I got to worrying that maybe I'd not be able to locate Alf, that he might have checked out of the motel when I failed to get there, or that he might be out gawping at the barrier with a lot of other people.
But there was no need to worry, for when I reached my house the phone was ringing and Alf was on the line.
"I've been trying for an hour to get you," he said. "I wondered how you were."
"You know what happened, Alf?"
He told me that he did. "Some of it," he said.
"Minutes earlier," I said, "and I would have been with you instead of penned up in the village. I must have hit the barrier when it first appeared." I went ahead and told him what had happened after I had hit the barrier. Then I told him about the phones.

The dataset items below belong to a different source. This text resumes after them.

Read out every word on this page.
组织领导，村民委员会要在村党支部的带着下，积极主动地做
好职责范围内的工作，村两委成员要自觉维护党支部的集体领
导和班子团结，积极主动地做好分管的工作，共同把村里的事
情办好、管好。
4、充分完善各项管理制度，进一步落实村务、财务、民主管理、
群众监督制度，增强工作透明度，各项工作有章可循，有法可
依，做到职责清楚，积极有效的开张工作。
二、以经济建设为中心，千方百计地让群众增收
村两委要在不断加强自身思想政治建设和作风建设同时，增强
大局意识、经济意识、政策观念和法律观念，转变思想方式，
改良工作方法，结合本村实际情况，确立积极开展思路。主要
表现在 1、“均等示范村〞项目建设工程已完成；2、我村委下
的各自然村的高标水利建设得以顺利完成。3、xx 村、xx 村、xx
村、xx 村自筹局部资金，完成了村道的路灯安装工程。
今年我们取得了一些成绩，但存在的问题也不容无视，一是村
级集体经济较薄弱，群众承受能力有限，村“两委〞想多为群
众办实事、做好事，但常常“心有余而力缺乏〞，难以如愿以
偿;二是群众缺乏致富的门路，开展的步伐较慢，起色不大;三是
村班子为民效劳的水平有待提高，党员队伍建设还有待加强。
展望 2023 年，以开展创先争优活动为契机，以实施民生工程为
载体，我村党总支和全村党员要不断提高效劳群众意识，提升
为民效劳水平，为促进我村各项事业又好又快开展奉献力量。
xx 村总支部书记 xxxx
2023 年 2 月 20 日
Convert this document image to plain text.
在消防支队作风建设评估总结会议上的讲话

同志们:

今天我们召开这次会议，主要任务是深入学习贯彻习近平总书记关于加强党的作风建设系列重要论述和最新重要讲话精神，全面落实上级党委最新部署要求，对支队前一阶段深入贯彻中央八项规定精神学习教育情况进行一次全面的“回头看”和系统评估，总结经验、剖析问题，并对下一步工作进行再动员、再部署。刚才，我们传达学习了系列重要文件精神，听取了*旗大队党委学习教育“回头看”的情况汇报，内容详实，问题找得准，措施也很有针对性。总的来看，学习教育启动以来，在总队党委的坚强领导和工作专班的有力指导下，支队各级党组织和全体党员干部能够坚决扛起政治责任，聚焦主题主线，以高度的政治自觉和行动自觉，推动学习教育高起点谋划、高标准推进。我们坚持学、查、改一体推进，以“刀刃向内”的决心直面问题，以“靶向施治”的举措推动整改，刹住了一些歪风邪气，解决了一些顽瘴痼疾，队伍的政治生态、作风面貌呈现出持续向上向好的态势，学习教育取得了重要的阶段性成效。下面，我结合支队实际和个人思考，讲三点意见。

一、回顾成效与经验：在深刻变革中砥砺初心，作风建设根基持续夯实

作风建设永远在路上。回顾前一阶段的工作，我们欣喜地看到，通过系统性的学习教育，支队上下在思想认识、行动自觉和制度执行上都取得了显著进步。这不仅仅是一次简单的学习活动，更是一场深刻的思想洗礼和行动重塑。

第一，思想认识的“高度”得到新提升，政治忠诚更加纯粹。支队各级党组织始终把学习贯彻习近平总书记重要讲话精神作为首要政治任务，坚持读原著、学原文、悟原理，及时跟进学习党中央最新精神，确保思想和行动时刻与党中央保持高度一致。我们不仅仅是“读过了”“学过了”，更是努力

"They told me they had a lot of readers. People who read books to them…"
"A way of getting information."
"I gathered that was it."
"Brad," he said, "I've got a terrible hunch."
"So have I," I said.
"Do you think this Greenbriar project…?"
"That's what I was thinking, too." I heard him drawing a deep breath, the air whistling in his teeth."
"It's not just Millville, then."
"Maybe a whole lot more than Millville."
"What are you going to do now, Brad?"
"Go down into my garden and have a hard look at some flowers."
"Flowers?"
"Alf," I told him, "it's a long, long story. I'll tell you later. Are you staying on?"
"Of course I am," said Alf "The greatest show on earth and me with a ringside seat."
"I'll call you back in an hour or so."
"I'll stay close," he promised. "I'll be waiting for your call." I put down the phone and stood there, trying to make some head or tail of it. The flowers, somehow, were important, and so was Tupper Tyler, but they were all mixed up together and there was no place one could start.
I went out of the house and down into the garden by the greenhouse. The trail that Tupper had left was still plain and I was considerably relieved, for I had been afraid that the wind that brought the seeds might have blown it away, that the flowers might have been so beaten and so twisted that the trail could well be lost.
I stood at the edge of the garden and looked around, as if I were seeing the place for the first time in my life. It wasn't really a garden.
At one time it had been land on which we'd grown the stuff we sold, but when I quit the greenhouse business I'd simply let it go wild and the flowers had taken over. To one side stood the greenhouse, with its door hanging on the broken hinges and most of the panes gone from the windows. And at one corner of it stood the elm tree that had grown from seed — the one I'd been about to pull up when my father stopped me.
Tupper had talked wildly about flowers growing by the acre. All of them, he said, had been purple flowers and he had been most emphatic that my father should be told of them. The mystery voice, or one of the mystery voices on the phone had been well informed about my father's greenhouse and had asked if I still ran it. And there had been, less than an hour ago, a perfect storm of seeds.